TOPEKA, Kan. (AP) — Officials in one of Kansas' largest counties are considering dropping a mask mandate this week, saying a new pandemic emergency order that is awaiting Democratic Gov. Laura Kelly's signature would open it up to litigation.
The Wichita Eagle reports that Sedgwick County commissioners said the bill essentially strips them and the local health officer from placing any restrictions on businesses for the remainder of the coronavirus pandemic.
Kelly said last week she is inclined to sign it and she urged legislative Democrats to support it as the best deal she could make with a Legislature that is overwhelmingly Republican and conservative.
Sedgwick County officials said the biggest issue is that the bill allows any resident who feels aggrieved by a county emergency order, including a mask mandate, to file a lawsuit - and it tips the scale in court in favor of the challengers. That's because the bill requires the courts to hold hearings on challenges within 72 hours.
If the county were to continue the mask mandate, the likely result would be clogged courts and a loss at the end of the day, Commissioner David Dennis said.
"I don't see that we have much authority left," he said.
Commission Chairman Pete Meitzner said he's also concerned about the potential for widespread litigation arising from the legislation if the county were to keep its mandate.
"I'm not in favor of taking on however many lawsuits or aggrieved people" might file legal challenges, he said.
Commissioner Sarah Lopez, a supporter of the mask regulations, said the legislation is "extremely frustrating" to her, because "the state is trying to dictate everything we do."
"I obviously think taking masks away right now is not smart," Lopez said.
Meanwhile, a Kansas Senate committee considered legislation Monday that would limit what future requirements schools could impose in an effort to mandate vaccines, most notably immunization against COVID-19, The Topeka Capital-Journal reports.
The move comes despite the fact that the Kansas Department of Health and Environment and the Kansas Department of Education have yet to indicate when guidelines for the vaccination of youths might be released.
Currently, there is a laundry list of vaccine requirements for schools and day cares in Kansas and the secretary of KDHE can add new immunizations. But under legislation proposed by Sen.
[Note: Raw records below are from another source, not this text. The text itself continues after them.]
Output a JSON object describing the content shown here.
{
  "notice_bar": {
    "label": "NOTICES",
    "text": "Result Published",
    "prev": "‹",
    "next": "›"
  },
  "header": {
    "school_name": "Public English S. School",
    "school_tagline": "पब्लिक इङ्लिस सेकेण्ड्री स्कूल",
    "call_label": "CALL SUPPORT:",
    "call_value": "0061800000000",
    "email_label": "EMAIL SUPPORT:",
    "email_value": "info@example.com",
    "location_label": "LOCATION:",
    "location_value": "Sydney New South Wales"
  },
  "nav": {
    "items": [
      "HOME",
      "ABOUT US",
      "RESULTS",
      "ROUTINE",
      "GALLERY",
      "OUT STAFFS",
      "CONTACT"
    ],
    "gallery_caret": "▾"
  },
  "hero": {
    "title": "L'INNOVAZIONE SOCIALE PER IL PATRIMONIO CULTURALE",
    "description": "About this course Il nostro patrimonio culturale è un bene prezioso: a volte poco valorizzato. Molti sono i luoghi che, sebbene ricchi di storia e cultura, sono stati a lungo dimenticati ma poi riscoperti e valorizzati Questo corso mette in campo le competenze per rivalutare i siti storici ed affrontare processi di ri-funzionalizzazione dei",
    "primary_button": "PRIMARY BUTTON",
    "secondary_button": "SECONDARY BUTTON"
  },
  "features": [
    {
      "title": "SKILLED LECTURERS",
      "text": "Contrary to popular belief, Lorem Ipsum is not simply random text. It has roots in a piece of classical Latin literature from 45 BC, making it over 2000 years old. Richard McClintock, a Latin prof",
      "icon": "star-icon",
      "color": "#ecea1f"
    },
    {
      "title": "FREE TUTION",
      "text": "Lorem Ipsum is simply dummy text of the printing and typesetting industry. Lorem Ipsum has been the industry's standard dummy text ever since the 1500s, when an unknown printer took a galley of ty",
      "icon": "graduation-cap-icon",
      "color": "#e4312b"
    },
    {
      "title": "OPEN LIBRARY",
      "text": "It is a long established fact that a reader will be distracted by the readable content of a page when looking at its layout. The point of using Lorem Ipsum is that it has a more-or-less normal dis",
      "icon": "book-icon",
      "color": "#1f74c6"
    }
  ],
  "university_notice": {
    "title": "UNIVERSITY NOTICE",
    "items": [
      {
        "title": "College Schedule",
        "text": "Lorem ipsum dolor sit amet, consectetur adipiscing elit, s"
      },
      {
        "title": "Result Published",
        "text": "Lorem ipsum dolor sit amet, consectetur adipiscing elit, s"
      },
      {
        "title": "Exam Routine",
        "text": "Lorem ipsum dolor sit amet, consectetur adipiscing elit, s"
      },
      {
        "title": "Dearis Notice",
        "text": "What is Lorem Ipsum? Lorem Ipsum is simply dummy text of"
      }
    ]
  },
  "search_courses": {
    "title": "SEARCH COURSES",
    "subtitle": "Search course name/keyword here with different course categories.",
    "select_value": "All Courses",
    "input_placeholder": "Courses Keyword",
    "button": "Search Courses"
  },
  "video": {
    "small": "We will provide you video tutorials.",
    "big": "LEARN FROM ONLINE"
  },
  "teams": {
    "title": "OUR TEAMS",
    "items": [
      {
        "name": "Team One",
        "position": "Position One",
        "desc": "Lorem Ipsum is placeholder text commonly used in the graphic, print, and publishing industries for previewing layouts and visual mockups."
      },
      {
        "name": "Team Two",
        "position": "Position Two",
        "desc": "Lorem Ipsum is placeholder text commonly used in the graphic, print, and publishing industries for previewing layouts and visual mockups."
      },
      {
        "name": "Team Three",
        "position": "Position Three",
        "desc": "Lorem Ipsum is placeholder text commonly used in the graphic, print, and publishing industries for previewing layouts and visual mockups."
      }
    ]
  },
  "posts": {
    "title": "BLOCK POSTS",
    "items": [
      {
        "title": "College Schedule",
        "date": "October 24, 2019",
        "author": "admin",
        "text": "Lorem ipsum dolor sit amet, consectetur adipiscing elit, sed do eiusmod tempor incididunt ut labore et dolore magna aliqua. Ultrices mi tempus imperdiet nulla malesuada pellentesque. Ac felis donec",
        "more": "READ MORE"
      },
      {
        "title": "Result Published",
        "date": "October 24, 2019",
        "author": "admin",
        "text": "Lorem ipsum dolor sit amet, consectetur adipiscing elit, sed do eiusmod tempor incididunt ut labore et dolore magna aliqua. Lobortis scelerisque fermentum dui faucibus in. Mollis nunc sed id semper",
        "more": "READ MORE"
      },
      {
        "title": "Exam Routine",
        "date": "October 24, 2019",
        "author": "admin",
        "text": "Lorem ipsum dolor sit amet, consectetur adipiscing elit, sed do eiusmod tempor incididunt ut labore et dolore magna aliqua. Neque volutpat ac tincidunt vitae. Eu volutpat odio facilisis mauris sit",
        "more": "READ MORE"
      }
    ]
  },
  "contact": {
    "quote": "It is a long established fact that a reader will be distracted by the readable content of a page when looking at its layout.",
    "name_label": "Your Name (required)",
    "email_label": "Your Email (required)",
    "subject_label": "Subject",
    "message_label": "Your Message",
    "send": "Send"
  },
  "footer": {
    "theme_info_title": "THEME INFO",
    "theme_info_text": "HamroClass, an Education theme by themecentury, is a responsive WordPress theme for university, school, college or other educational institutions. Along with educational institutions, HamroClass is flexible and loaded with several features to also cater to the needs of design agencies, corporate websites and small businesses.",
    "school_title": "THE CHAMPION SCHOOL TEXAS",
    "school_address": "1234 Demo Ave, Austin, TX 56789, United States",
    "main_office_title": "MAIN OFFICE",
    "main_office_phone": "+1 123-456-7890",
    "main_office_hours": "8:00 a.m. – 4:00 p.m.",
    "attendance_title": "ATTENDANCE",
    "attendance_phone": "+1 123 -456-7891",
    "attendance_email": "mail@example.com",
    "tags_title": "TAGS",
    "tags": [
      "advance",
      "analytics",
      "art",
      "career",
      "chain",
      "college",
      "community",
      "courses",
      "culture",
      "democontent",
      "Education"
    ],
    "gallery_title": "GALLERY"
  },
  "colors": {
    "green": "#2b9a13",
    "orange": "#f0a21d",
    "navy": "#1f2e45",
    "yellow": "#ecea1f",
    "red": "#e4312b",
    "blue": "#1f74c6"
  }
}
Mark Steffen, R-Hutchinson, those powers would be removed. The current list of vaccine requirements for diseases like Hepatitis A would remain but the ability to mandate shots in the future, including the COVID-19 vaccine, would be transferred to the legislature.
Senate health committee Chair Richard Hilderbrand, a Galena Republican, told The Associated Press on Tuesday that he hopes the committee will vote on the vaccine measure later this week.
He said the issue for him is that he doesn't want to leave such decisions to the state Department of Health and Environment.